L’armée de l’Air et de l’Espace française a testé une nouvelle capacité : tirer des missiles Hellfire depuis des drones Reaper en scénario air-air, pour contrer des drones comme les Shahed. L’essai a eu lieu en avril 2026 près de l’île du Levant, en Méditerranée.
Une avancée technologique sur le terrain
La 33e escadre de reconnaissance, de surveillance et d’attaque (33e Esra) fait voler ses Reaper depuis la base aérienne BA 709 de Cognac-Châteaubernard (Charente). Elle a réalisé des tirs d’expérimentation air-air avec des Hellfire pour abattre des cibles reproduisant des Shahed. Ces cibles, d’une envergure d’environ 3 mètres, ont été détruites, un résultat que l’armée qualifie d’« innovant ».

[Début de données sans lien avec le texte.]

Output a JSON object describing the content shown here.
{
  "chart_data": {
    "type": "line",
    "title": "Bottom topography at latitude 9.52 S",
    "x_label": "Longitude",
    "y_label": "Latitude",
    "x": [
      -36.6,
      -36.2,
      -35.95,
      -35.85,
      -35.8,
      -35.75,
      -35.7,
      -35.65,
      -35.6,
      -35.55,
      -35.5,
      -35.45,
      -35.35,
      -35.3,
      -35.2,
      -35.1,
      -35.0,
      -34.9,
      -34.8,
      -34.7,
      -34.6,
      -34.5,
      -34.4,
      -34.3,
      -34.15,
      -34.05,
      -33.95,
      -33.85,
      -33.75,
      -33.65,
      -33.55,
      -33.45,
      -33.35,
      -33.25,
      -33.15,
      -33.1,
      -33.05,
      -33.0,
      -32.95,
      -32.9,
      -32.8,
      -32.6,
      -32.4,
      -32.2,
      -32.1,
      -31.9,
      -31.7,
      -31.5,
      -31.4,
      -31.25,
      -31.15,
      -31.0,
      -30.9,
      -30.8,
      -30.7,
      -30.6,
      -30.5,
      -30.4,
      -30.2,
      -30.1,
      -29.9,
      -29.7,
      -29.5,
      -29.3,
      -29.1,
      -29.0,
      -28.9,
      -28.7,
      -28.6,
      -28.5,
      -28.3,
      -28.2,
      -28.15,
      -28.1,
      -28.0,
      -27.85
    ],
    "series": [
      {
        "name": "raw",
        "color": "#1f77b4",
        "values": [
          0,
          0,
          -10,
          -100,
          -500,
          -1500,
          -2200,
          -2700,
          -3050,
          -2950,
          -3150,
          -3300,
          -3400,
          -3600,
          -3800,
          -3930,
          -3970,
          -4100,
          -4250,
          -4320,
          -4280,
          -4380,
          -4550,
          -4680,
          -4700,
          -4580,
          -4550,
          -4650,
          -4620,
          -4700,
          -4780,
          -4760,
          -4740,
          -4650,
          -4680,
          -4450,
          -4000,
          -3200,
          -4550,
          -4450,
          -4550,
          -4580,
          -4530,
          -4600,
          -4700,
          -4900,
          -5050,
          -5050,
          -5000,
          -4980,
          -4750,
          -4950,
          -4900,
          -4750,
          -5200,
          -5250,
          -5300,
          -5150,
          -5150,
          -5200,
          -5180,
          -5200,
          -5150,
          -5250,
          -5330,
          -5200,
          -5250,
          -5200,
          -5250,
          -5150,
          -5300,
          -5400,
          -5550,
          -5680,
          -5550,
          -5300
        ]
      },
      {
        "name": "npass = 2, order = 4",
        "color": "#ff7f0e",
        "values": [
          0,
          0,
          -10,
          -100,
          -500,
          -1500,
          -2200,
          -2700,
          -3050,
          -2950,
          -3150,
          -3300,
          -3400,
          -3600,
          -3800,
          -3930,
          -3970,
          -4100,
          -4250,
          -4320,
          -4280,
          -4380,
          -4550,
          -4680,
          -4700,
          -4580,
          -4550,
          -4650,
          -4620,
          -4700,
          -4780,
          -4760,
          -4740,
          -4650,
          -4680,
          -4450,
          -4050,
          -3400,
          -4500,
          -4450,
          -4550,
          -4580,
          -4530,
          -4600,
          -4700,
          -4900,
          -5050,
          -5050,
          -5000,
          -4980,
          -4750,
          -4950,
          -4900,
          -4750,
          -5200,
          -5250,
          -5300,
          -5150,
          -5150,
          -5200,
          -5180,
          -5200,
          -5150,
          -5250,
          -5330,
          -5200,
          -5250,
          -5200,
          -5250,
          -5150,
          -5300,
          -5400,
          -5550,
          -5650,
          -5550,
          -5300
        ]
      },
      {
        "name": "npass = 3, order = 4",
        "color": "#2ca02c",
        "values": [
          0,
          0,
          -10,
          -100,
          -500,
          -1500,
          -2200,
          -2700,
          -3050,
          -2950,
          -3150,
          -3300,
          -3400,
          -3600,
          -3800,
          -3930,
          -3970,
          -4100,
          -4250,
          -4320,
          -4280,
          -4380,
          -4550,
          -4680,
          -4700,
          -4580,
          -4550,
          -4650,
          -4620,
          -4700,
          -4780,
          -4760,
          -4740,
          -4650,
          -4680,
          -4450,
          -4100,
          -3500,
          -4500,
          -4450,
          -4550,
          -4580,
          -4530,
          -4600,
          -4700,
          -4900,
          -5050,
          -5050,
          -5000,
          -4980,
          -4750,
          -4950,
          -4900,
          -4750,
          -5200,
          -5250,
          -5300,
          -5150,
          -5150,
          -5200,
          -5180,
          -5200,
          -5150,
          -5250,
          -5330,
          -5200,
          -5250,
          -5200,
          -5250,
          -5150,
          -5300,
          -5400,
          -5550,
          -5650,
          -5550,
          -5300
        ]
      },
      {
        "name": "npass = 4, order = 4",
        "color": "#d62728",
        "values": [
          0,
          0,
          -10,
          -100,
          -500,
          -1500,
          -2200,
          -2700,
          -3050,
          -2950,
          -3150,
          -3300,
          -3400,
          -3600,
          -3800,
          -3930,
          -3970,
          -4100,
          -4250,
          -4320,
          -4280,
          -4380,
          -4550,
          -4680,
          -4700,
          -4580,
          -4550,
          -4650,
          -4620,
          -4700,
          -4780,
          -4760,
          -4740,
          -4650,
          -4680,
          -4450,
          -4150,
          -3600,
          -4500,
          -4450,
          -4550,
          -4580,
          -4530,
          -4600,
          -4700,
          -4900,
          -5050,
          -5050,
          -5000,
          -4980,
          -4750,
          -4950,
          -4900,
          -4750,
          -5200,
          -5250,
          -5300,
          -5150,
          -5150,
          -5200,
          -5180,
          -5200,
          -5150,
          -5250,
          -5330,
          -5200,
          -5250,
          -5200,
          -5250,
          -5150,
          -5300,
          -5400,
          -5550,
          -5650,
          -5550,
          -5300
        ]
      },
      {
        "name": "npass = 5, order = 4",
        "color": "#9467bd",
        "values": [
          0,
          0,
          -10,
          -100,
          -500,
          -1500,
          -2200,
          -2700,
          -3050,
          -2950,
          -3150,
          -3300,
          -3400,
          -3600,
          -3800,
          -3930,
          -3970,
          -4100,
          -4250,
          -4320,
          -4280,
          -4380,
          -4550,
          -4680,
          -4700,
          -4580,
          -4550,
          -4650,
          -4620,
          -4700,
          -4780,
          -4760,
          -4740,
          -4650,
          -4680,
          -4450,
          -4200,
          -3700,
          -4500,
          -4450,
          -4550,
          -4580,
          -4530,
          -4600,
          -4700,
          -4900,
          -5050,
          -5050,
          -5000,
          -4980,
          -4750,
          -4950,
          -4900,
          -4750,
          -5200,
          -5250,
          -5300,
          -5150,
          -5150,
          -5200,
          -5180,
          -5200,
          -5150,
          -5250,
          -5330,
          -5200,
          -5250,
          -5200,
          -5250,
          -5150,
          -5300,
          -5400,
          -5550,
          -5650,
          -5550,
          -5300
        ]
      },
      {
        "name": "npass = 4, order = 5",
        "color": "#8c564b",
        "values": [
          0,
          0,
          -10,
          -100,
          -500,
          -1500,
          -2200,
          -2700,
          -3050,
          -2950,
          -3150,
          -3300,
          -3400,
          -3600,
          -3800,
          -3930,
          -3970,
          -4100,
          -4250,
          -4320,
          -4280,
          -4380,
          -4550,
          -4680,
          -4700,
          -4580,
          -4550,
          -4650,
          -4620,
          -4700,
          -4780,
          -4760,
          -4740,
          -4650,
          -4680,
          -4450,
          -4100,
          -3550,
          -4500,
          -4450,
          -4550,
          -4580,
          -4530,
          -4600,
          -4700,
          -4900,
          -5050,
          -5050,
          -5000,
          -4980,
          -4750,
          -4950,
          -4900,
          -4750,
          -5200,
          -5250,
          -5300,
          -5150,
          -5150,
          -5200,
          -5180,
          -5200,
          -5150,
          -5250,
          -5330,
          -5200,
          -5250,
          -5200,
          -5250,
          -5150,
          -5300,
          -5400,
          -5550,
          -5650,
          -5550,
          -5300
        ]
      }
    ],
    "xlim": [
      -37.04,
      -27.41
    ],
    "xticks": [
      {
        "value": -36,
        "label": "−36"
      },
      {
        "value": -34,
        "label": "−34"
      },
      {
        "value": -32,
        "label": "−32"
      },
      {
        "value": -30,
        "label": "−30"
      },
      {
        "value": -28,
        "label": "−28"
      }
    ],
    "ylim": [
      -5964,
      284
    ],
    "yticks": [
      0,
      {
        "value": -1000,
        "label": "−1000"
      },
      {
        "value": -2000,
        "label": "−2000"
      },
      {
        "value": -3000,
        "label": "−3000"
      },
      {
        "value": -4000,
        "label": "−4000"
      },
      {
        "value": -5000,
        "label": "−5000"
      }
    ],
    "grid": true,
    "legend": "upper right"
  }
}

Le Hellfire a été utilisé sans modification particulière. Le lieutenant-colonel Nicolas explique dans le 20 Minutes : « La vocation première du missile Hellfire est de traiter des menaces au sol, mais nos équipages qualifiés instructeurs en armement et en emploi tactique ont imaginé son emploi pour traiter des menaces de type Shahed. » La weapon school, structure de formation tactique, a supervisé et présenté l’expérimentation.
Aujourd’hui @20minutes est à la BA 709 de Cognac où la 33e Esra opère les 12 #Reaper de @Armee_de_lair pic.twitter.com/LbNiEtnEeA
— mibosredon (@mibosredon) June 12, 2026
Ce que le Reaper peut désormais faire
Le drone Reaper MQ-9A peut voler jusqu’à 35 heures d’affilée. Ses missions ont évolué depuis 2019 avec l’intégration d’armements : il emporte des bombes GBU-12 et, depuis fin 2025, des missiles Hellfire. Ces armements permettent de nouvelles tactiques antidrones, destinées à protéger les infrastructures françaises visées par des appareils de type Shahed.
Le Shahed mesure 3,50 mètres de longueur pour 2,50 mètres d’envergure, porte une charge explosive de 40 kg, vole à 185 km/h et dépasse 2 000 km d’autonomie. Face à ces caractéristiques, il faut des réponses rapides et précises, que le couple Reaper-Hellfire vise désormais à fournir.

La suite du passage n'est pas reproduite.